The goal of the project was to make engineering, and the way of thinking behind it, accessible in an equitable way. Engineering teaches students how to learn through failure, Sullivan said, while helping them become aware of ethics and environmental issues.

While other disciplines, such as physics, make people focus on getting the right answer, Sullivan said that engineering is about considering all of the factors.

“Engineering is about making things for humanity and the planet,” she said.

Sullivan said the project lets them impact more children than their jobs at CU Boulder otherwise would. Each teacher who uses the site impacts 25 to 125 children each day, and so far millions of unique users from across the world have accessed the site.

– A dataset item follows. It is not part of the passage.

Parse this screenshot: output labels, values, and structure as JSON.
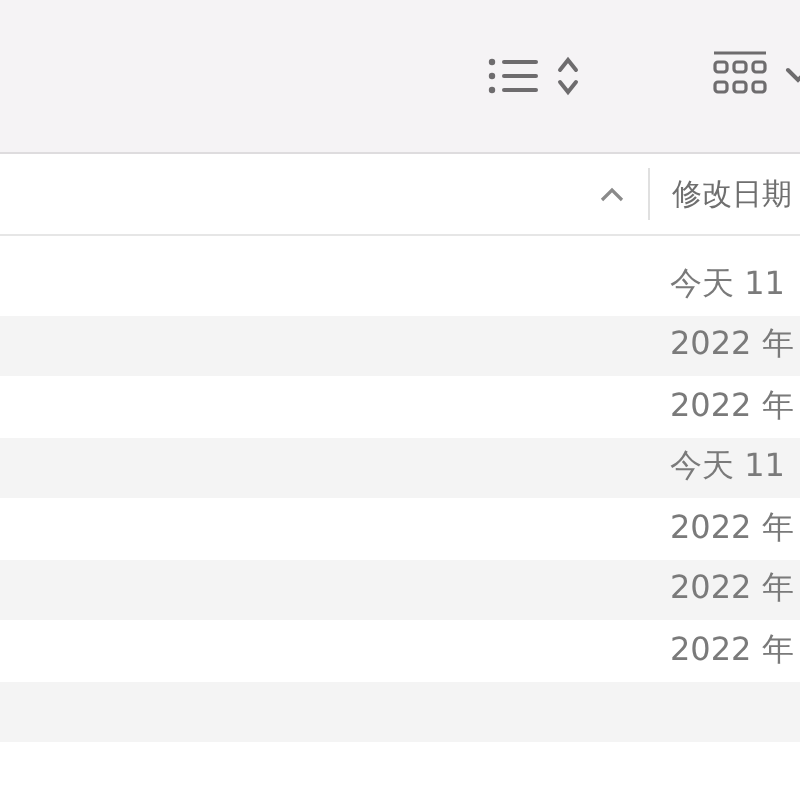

To ensure it’s useful to teachers, Sullivan said they strive to align lessons with general science requirements and also consider feedback they get from teachers on that aspect and others.

TeachEngineering is also the only STEM library trying out a “show more courses like this” algorithm, akin to streaming websites. Researchers at the College of Business at Oregon State University helps the site with user research. Their newest algorithm is 14% more accurate.

Sullivan said the next steps are to continue working on their reach, to partner with organizations to market the site and to continue analyzing user feedback to improve the site.

“We’re very motivated by equity and social justice,” she said.